Je ne vais pas me battre avec les imbéciles soi-disant "puristes" qui vous disent "On ne reprend pas les Doors. Qui tu veux, mais pas les Doors". Oui, les Doors, c'est absolument génial et indépassable, ça ne veux pas dire qu'on ne peut pas faire des choses différentes bien que déférentes à partir de leurs chansons. A condition de se rappeler qu'une bonne reprise n'est pas une activité de
tribute band (comme les Rabeats, des groupes qui essayent de vous faire croire que les Beatles sont encore vivants, la preuve, ils ressemblent presque aux vrais), mais demande une créativité supérieure à la composition d'une chanson originale. Trahir, oui, par amour.

Tout le monde connaît le "Light my fire" des Doors, et y reconnaît le génie psychédélique de Morrison. Parmi les innombrables versions qui en existent, je vous en propose une -- j'avais très envie de parler aussi de celle de Julien Doré (oui, le Julien de la Nouvelle Star, non, je ne suis pas une minette, ou si peu), à qui l'on est bien obligé de reconnaître un certain talent... Mais il est tellement meilleur dans les chansons de filles que je vous garde son apologie pour une autre fois.

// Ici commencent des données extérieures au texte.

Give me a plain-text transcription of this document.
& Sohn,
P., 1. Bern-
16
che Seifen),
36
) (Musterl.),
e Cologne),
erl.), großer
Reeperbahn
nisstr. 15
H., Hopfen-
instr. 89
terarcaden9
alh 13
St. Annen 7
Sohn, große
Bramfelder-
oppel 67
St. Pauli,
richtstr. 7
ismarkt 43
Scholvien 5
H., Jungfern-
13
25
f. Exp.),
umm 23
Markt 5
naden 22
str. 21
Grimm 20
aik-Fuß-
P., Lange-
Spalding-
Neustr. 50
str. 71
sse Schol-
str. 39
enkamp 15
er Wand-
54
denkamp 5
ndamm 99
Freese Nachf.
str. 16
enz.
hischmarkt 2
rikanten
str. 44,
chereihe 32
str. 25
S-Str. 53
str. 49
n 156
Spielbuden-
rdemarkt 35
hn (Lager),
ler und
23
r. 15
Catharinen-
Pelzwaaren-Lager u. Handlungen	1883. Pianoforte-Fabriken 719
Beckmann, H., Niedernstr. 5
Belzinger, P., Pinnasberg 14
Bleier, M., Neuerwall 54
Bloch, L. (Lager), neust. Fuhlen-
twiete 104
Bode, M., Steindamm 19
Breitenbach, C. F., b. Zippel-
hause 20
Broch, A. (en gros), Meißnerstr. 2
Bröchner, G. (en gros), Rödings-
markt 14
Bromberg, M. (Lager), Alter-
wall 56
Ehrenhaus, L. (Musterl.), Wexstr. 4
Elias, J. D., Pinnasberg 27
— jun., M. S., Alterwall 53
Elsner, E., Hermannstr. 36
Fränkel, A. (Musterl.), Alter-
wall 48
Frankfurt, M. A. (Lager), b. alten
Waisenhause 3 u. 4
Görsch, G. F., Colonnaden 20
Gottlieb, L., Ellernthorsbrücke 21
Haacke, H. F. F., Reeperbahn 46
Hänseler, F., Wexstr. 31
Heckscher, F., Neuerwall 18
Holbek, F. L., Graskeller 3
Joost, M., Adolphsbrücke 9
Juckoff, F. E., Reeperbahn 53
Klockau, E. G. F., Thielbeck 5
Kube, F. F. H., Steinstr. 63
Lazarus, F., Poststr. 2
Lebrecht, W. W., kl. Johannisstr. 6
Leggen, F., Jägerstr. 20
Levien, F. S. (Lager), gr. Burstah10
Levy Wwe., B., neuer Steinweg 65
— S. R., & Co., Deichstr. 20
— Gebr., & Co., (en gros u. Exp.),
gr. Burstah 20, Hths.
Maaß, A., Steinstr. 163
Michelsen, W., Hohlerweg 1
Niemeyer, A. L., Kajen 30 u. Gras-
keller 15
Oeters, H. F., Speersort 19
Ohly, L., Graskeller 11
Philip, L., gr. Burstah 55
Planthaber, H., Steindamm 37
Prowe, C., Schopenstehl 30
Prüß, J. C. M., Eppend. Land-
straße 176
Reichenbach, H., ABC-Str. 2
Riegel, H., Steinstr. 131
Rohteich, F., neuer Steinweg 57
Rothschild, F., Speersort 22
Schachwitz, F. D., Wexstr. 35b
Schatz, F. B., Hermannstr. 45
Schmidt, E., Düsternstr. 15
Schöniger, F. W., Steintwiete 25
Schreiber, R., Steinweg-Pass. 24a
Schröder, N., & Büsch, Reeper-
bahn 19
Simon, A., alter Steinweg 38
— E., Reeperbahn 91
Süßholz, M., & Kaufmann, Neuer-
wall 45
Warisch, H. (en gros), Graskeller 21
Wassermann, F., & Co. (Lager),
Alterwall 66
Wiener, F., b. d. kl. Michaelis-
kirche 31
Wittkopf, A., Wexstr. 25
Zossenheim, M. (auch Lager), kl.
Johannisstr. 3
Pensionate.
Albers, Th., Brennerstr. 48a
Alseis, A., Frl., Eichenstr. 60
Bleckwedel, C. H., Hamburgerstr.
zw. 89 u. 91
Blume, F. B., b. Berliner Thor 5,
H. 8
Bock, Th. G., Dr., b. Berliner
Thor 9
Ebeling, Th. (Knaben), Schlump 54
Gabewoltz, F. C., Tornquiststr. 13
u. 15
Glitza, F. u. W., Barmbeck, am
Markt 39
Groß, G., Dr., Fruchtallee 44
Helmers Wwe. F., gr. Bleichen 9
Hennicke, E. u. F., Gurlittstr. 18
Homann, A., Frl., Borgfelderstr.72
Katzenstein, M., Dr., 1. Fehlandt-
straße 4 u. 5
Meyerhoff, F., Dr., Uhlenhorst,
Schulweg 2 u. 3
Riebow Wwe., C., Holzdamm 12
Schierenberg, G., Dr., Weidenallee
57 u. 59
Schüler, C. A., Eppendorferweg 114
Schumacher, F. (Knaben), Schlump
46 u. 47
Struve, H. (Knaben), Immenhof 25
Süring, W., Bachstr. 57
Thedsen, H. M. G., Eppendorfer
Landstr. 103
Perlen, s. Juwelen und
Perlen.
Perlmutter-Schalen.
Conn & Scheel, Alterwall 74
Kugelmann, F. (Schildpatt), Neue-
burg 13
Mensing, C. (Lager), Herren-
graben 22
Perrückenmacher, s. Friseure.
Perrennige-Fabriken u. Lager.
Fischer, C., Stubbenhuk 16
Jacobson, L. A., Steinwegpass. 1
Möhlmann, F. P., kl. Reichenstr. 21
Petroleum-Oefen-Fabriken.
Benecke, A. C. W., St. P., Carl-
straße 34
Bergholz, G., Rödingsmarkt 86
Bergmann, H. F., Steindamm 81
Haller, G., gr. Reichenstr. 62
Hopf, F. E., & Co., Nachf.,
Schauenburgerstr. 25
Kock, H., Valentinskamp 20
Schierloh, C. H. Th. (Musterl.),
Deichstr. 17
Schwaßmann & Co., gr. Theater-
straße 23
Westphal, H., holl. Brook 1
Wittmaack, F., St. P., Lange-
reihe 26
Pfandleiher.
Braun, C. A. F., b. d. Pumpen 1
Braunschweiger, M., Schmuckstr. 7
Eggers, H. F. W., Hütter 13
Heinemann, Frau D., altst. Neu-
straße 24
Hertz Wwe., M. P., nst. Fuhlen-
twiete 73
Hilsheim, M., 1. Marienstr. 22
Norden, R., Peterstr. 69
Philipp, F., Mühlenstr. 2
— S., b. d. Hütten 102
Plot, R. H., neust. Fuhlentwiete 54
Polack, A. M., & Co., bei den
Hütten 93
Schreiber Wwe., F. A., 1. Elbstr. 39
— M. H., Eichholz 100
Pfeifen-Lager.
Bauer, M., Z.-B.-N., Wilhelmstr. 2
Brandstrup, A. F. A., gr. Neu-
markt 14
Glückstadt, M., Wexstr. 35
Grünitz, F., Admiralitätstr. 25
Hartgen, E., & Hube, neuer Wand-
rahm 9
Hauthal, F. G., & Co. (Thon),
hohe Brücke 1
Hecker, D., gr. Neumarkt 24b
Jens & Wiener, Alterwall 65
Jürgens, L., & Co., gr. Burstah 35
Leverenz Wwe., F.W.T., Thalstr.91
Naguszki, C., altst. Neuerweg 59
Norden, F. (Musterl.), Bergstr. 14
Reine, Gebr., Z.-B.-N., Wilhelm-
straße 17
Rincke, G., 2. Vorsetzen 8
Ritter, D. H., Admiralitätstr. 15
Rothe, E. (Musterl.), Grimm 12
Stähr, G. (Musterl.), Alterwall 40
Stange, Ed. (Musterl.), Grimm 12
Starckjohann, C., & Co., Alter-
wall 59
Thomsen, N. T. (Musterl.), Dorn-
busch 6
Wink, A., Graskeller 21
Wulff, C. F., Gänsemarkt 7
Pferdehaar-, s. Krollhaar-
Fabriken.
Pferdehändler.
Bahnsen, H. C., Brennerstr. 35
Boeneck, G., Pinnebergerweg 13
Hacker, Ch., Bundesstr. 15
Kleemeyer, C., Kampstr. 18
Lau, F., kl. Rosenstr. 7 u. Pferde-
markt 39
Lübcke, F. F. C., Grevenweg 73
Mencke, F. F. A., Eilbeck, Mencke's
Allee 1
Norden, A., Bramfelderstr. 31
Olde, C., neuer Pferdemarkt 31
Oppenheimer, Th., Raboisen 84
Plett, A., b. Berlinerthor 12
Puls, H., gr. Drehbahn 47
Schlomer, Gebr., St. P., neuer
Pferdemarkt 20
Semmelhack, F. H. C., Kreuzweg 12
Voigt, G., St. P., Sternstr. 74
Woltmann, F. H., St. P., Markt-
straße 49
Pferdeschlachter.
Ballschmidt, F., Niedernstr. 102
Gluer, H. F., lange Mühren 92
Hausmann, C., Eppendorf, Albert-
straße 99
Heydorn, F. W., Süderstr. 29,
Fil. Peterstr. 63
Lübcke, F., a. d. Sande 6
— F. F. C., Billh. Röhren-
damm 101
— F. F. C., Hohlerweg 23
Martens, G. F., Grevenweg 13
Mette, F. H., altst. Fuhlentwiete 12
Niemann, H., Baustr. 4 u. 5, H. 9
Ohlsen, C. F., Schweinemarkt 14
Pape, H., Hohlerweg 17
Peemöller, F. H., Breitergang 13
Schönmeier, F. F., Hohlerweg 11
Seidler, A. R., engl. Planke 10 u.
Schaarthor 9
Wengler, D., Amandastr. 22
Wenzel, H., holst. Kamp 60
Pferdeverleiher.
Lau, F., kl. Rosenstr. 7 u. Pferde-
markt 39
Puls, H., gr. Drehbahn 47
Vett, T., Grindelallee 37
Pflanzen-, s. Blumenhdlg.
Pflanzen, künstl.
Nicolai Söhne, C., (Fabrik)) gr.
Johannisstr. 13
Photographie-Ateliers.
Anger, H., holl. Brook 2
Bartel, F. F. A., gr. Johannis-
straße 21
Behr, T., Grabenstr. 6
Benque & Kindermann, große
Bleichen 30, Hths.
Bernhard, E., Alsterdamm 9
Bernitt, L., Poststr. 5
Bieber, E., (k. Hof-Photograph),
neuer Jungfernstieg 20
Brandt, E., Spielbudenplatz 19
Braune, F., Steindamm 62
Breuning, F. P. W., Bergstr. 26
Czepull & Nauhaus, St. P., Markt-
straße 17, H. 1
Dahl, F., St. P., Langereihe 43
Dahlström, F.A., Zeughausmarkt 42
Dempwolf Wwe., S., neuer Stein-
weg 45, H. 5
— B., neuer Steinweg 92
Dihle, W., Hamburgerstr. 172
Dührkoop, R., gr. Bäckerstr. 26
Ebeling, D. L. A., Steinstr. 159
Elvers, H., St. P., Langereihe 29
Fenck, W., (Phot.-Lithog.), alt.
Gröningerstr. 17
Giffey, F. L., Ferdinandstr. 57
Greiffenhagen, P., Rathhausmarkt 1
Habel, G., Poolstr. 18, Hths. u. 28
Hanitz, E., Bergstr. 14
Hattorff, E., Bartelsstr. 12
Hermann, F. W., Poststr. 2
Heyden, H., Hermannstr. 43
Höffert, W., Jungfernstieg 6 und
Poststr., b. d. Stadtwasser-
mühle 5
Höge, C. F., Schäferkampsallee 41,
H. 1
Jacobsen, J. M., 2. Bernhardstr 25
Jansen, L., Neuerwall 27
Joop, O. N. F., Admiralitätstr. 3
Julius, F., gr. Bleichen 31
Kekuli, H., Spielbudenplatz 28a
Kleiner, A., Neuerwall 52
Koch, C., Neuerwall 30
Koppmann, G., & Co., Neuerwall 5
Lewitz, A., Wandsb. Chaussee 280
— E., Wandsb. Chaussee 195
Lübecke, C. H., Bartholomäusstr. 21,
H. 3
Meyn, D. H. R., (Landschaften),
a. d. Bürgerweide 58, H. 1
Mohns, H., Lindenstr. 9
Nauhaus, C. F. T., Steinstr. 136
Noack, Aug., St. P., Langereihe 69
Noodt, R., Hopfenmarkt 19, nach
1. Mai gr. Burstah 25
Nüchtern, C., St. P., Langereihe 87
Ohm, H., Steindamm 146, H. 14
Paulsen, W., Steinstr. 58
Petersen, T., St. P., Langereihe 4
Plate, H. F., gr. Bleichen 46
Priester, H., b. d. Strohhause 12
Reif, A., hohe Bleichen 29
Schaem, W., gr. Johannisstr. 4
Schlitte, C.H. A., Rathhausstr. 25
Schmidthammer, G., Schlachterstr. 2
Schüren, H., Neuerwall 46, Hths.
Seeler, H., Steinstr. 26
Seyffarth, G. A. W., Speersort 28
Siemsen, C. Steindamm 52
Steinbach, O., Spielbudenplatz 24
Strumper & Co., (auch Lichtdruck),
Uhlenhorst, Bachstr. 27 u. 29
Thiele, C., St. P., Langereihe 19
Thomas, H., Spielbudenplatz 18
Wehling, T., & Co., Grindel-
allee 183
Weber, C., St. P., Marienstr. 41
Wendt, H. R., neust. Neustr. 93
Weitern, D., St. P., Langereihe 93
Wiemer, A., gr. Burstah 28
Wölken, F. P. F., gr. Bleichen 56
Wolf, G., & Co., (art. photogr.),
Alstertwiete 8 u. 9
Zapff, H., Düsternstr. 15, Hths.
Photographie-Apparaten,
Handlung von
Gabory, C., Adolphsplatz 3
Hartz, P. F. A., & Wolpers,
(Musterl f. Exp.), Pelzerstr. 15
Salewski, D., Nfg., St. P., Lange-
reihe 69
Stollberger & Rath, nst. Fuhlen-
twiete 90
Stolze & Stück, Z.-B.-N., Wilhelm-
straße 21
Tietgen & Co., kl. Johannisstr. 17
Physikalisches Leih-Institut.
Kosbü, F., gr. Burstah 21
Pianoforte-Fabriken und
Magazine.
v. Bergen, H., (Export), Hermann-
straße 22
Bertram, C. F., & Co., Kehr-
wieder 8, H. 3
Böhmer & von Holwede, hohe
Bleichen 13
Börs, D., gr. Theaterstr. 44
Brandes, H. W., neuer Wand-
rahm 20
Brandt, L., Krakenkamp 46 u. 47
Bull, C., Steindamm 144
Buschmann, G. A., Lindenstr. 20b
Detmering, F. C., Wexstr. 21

C'est donc celle de Julie London. Si vous ne connaissez pas Julie London, précipitez-vous pour voir ce film génialissime dans lequel elle apparaît (et chante "Cry

me a river", j'en pleure encore),
The girl can't help it (traduit pathétiquement en Français
La blonde et moi). Qu'on ne se méprenne pas, ce n'est pas une bête comédie musicale à happy ending, ça vous donne bien envie de danser mais sans le côté cucul la pralouze de
My fair lady. Le premier film musical rock, faisant appraître les pionniers du binaire (Gene Vincent, Eddie Cochran, The Platters....): un must-seen, j'espère que je me suis bien fait comprendre. En tout cas, si la version de Julie tend plutôt vers le jazz (jolie clarinette), on ne peut pas dire qu'elle soit plus jazzy que celle des Doors, dont le rock est aussi fondé, dans une certaine mesure, sur un chromatisme exacerbé. Ce qu'elle a d'original, donc, c'est, je crois, son extrême érotisation. Julie London a une voix superbe, mais elle ne s'en sert pas comme d'un appât: elle en fait l'expression de sa douleur de femme fatale, forcément malheureuse, pathétique, alcoolique, seule, et belle. Ce n'est plus la passion ravageuse qui est chantée ici, juste cette lassitude qui vous fait allumer une clope. Faussement dansant, vraiment tragique.
Et retenez la maxime du jour:
reprendre, c'est trahir par amour. Moi, je trouve ça très beau, vraiment.
2 commentaires:
Wah, je n'aurais jamais cru que tu allais finir par accepter Julien! Incroyable! En tout cas, il sort pas de la star ac, mais de la nouvelle star. Tu vas me dire que c'est pareil, mais alors tu vas susciter un débat houleux sur ton blog, je ne te dis que cela.
Salut (Fifi?)
Merci pour l'info, je fais la correction de ce pas. Je ne sais pas si c'est pareil, je n'ai pas la télé, alord je n'entrerai point dans ces débats extrêmement profonds qui agitent les spécialistes des médias à Science Po et Harvard.